Optimal experiment design

The goal for this part of discussion is how to obtain as much information as possible from a single polony slide. One obvious way to achieve this goal is to improve polony density, which is equivalent to reducing polony size. Polony size depends on the concentration of polyacrylamide gel, as well as the size of PCR amplicons. We intially started with 3kb amplicons in 6% gel, and were able to obtain >5,000 polonies with the size of 20~50 microns in one slide.
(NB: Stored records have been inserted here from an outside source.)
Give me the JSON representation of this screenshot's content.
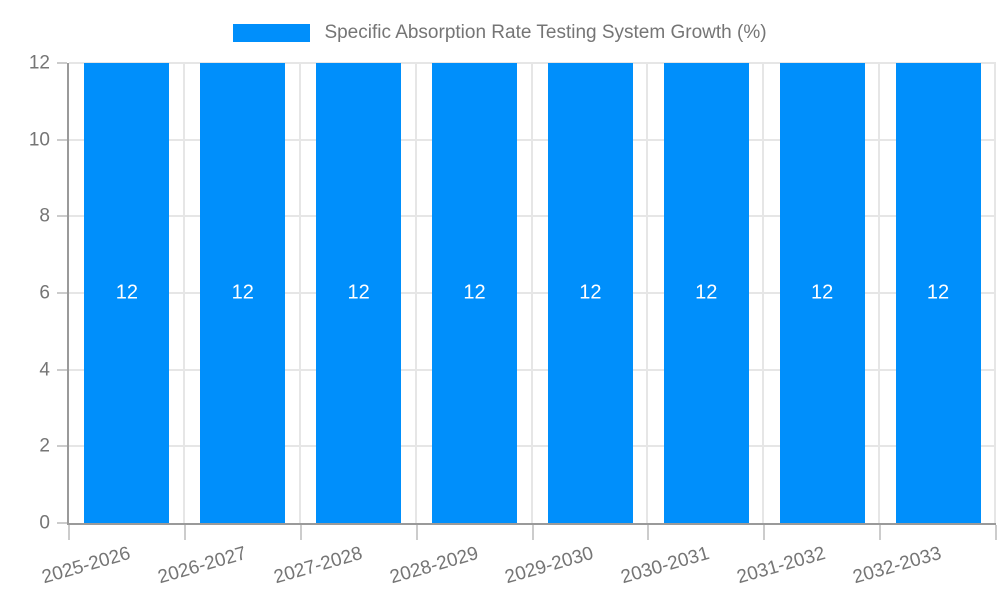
{
  "chart_data": {
    "type": "bar",
    "title": "Specific Absorption Rate Testing System Growth (%)",
    "categories": [
      "2025-2026",
      "2026-2027",
      "2027-2028",
      "2028-2029",
      "2029-2030",
      "2030-2031",
      "2031-2032",
      "2032-2033"
    ],
    "series": [
      {
        "name": "Specific Absorption Rate Testing System Growth (%)",
        "values": [
          12,
          12,
          12,
          12,
          12,
          12,
          12,
          12
        ]
      }
    ],
    "data_labels": [
      12,
      12,
      12,
      12,
      12,
      12,
      12,
      12
    ],
    "xlabel": "",
    "ylabel": "",
    "ylim": [
      0,
      12
    ],
    "yticks": [
      0,
      2,
      4,
      6,
      8,
      10,
      12
    ],
    "grid": true,
    "legend_position": "top",
    "x_label_rotation_deg": -16,
    "colors": {
      "bar": "#008FFB",
      "data_label": "#FFFFFF",
      "axis_text": "#757575",
      "grid_line": "#E6E6E6",
      "axis_line": "#9A9A9A",
      "tick_mark": "#CCCCCC",
      "background": "#FFFFFF"
    }
  },
  "legend": {
    "label": "Specific Absorption Rate Testing System Growth (%)"
  }
}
Big amplicons cover more SNPs than smaller amplicons do, so less amplification primers need to be used for a given set of SNPs. This provides a cost advantage because the acrydite-modified primers account for a large percentage of cost in polony haplotyping experiments. However, the plan with big amplicons failed to work because of two technical reasons: (1) SBE gives extremely weak signals when the SNP is >800bp away from the anchor primer. (2) The amplification efficiency on large amplicons is very low, so that even one can get many polonies within a slide, the number of overlapping polonies is very small. In fact, only those overlapping polonies are informative. We then switched to small amplicons. We did experiments on CD36 gene and NOS3 gene with two set of parameters. For the CD36 gene, the average amplicon size is 840-bp, and the amplification were done in 10% gel. We had on average 1,397 polonies on each SNP, and 275 two-locus haplotype reads on each pair of SNPs. We used larger amplicons (1,045-bp) but lower gel concentration (7%) in the NOS3 gene. As expected, the polony density is slightly higher (1,812 polonies/slide), but the average number of two-locus haplotype reads is three-fold lower (97/slide) because of the difference in amplicon size. These results suggest that  an average amplicon size of 800~850-bp probably provides the best efficiency.